We aren’t the persons we were told we were by our hurt/shamed care givers. What is true is that at our core we are still vibrant, joyous, innocent beings who love and want to be loved. That never changes one iota no matter how old we may be. The flip side of the story is that we also have a darker shadowy side that does want its own way, and can be selfish and demanding like our three year old child. This is called being human.
None of us have been trained in accepting our darker side or how to integrate it. Like I said, we have “arrested development” and we just react to situations from our inner three-year old child space. In order to get back in the driver seat of our lives we have to pay attention to our feelings in the moment.
When scarey, hurtful, stressful events happen in our lives, pause a moment, and look within to notice how and what we are feeling down deep…in that still, small place where our inner child is hiding. Fear of some sort usually comes up first, i.e. fear of failing, fear of not being good enough, fear of being humiliated. Then instead of running away from that fearful feeling, accept it. If possible go back in your memory to when you were a small child and note when you first felt this same fear. When you get a hold of it, realize that you don’t have to react with that fear in your current situation. You are grown and safe now, not a scared, powerless three year old. We can honor and respect that imaginative, joyful free spirited child within us.
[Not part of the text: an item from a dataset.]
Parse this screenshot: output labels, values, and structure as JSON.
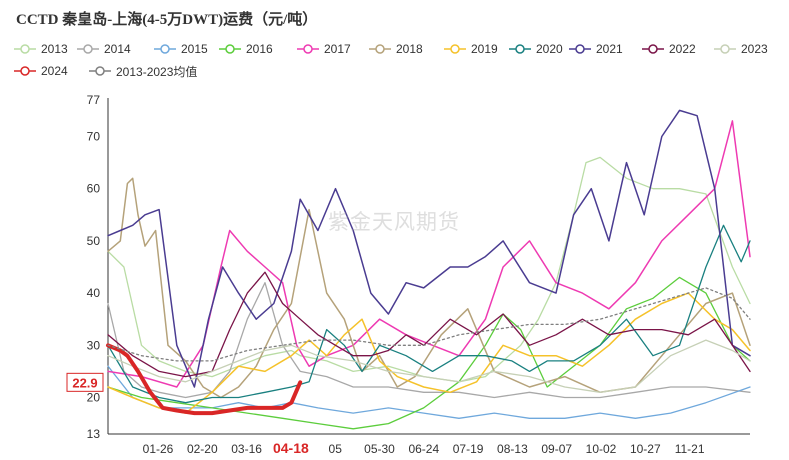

We could never stand up to our parents as kids and tell them they were wrong about us and to ask them for what we needed. Now we can do that for ourselves. Our authentic vibrant self is alive and well within us. This isn’t a Polyanna philosophy either.
We are both light and dark, good and bad. We don’t really want an all flawless vanilla world. We want the dark chocolate to spice it up and give us contrasts and challenges. These become fertilizer for our new creations. However, if our fears and hurts are denied and kept hidden they become toxic. That’s when we unconsciously project the negative, destructive behaviors onto others.
I am encouraged because I see that more and more of us are beginning to awaken to who we are as human beings – the good, the bad and the ugly. We are learning to accept ourselves, forgive ourselves and integrate our weaknesses instead of denying them and stuffing them into our unconscious. If we face our fears with courage, we can live an authentic life in peace and creative compassion.
We won’t have to have any more tantrums!